If we want to automate even more we could include a threshold, if it's more then X line disable for a file then we disable at the file level directly. If it's more than Y file disable for the project, then we disable the message at the project level.
any update on this?
pylint-ignore's maintainer has pinned pylint<2.13 due to breaking changes
and said he won't be fixing them in https://github.com/mbarkhau/pylint-ignore/issues/13#issuecomment-1175516151
I would really like to use this solution without having to downgrade my pylint
Is there anything I can do to help (either in this repo or in pylint-ignore)?
Have a look at darker
Our existing advice from the doc is:
During adoption, especially in a legacy project where pylint was never enforced, it's best to start with the --errors-only flag, then disable convention and refactor messages with --disable=C,R and progressively re-evaluate and re-enable messages as your priorities evolve.
I think pylint-ignore is "too clever" and thus would be hard to maintain. The big conf file would also be a barrier for adoption.
The last message is an actionable design proposal (add disable for existing message but with a threshold so it's disabled at the right level: locally, file, or project), so it could be a start. Do you have an opinion @DanielNoord ?
If you want to contribute that would be greatly appreciated @nimrodV81 .
Feels like we might indeed have this as an option, but not sure how difficult it would be to implement.

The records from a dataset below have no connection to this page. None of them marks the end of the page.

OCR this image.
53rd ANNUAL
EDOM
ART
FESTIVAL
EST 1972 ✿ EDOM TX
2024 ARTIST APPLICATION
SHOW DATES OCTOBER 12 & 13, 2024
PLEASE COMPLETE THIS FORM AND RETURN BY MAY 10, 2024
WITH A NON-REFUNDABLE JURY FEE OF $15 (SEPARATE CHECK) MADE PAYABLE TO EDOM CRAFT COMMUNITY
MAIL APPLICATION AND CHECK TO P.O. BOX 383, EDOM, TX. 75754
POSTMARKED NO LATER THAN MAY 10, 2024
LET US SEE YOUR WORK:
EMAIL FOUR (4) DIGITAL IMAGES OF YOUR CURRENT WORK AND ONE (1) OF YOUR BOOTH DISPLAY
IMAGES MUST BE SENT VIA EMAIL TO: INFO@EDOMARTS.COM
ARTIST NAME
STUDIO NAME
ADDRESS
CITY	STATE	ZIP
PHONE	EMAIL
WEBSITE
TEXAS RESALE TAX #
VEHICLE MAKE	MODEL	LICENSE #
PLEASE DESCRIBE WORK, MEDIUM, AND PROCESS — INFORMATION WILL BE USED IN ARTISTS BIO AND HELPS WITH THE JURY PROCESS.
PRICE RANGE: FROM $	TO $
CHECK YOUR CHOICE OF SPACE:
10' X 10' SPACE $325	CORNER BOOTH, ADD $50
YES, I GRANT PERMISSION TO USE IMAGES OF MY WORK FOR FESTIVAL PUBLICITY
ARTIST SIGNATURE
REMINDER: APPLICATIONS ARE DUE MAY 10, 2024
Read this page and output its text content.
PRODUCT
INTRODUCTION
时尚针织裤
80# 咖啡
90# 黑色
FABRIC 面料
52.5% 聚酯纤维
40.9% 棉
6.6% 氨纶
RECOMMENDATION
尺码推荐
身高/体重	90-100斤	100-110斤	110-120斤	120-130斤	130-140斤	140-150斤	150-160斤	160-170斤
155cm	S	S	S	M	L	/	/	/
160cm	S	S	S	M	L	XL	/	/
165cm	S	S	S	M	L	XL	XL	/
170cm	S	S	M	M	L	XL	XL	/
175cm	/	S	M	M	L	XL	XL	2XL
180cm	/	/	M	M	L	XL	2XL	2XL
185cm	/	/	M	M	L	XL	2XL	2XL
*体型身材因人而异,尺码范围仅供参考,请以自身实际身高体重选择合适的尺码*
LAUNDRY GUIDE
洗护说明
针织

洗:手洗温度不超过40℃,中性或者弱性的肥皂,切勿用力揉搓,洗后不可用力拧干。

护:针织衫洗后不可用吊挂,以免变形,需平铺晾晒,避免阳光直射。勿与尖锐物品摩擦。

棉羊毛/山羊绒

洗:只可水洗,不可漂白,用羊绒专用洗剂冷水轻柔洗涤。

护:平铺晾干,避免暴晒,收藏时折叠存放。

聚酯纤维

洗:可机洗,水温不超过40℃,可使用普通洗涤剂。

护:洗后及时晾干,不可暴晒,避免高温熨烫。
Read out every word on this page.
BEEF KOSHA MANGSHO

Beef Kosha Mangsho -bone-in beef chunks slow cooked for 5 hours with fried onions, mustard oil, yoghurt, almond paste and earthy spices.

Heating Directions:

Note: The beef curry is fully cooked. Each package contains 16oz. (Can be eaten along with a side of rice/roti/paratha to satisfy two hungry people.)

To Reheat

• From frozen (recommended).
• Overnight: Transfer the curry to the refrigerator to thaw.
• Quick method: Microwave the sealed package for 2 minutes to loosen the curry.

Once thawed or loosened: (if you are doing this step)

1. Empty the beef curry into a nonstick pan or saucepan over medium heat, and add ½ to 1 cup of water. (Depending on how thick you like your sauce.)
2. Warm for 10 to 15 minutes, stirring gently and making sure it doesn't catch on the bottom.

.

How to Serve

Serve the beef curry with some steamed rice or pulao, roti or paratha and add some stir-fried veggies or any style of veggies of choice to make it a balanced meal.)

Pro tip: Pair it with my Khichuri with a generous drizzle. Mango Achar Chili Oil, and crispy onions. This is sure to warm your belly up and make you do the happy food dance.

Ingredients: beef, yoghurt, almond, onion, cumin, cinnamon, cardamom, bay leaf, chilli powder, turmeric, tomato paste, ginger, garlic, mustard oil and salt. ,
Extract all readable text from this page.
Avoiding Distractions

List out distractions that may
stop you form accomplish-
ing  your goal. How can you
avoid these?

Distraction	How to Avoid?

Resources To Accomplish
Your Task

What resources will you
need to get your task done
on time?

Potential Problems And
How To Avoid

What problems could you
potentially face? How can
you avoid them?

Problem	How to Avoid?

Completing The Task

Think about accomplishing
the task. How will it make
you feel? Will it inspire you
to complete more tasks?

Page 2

I don't think including this in pylint is the right way to do it at this point, there's just too much to know about the internal. One way to do it would be to create an independent one-time use tool that would get the json report from pylint . --revursive=y --enable=all --enable-all-extentions --output-format=json as input. It would load this result, populate the pyproject.toml disable for messages that were raised in more than x files, filter the message that were disabled like this from the json, then populate the beginning of the file where a message was raised more than x time, filter the message that were disabled like this from the json, then disable per line for all the messages that were raised less than x time per file. The user can then apply black and check that pylint is still not raising manually. Or disable-next could be used strategically so line are of reasonable length. Let me know what you think @nimrodV81
thank you @Pierre-Sassoulas for your fast replies
I'm not keen on solving this by adding countless pylint: disbale comments in our repo
I'll reach out to @mbarkhau to understand the limit to upgrade beyond pylint 2.12 and try to contribute to https://github.com/mbarkhau/pylint-ignore directly
What is your threshold for 'countless' ? I think a balance can be found between messages not raised when they should because of disable that are too broad and having too much disable littering the code. I'm trying to find what would be acceptable :)
@Pierre-Sassoulas my current report has ~2000 issues after I've configures pylintrc for our needs, so very few false positives the codebase size is ~55K lines of code across ~350 files
I mean, what is an acceptable number of disable to add inline ? 5 per file, 20 per file, 50 for the whole repository ? Is adding a # pylint: disable=a,b,c,... at the top of every file with raised message in the repo ok ? Or maybe in 10 files, 50 files, 10% of the files ? Is adding the message at the end of the existing disable in the pylintrc like line-too-long, # baseline, need fixing when appropriate, ok ?
@Pierre-Sassoulas first, thank you for taking the time to discuss with me I need to think about what I would consider acceptable, my initial intuition was 0 in any case, I think inline disables is the way to go. disabling at the top of the file is cleaner but will result in false negatives in future code changes
You should check out darker, it's kinda exactly what you want, it runs a linter on only the changed parts of code, so you can adopt pylint 100% incrementally.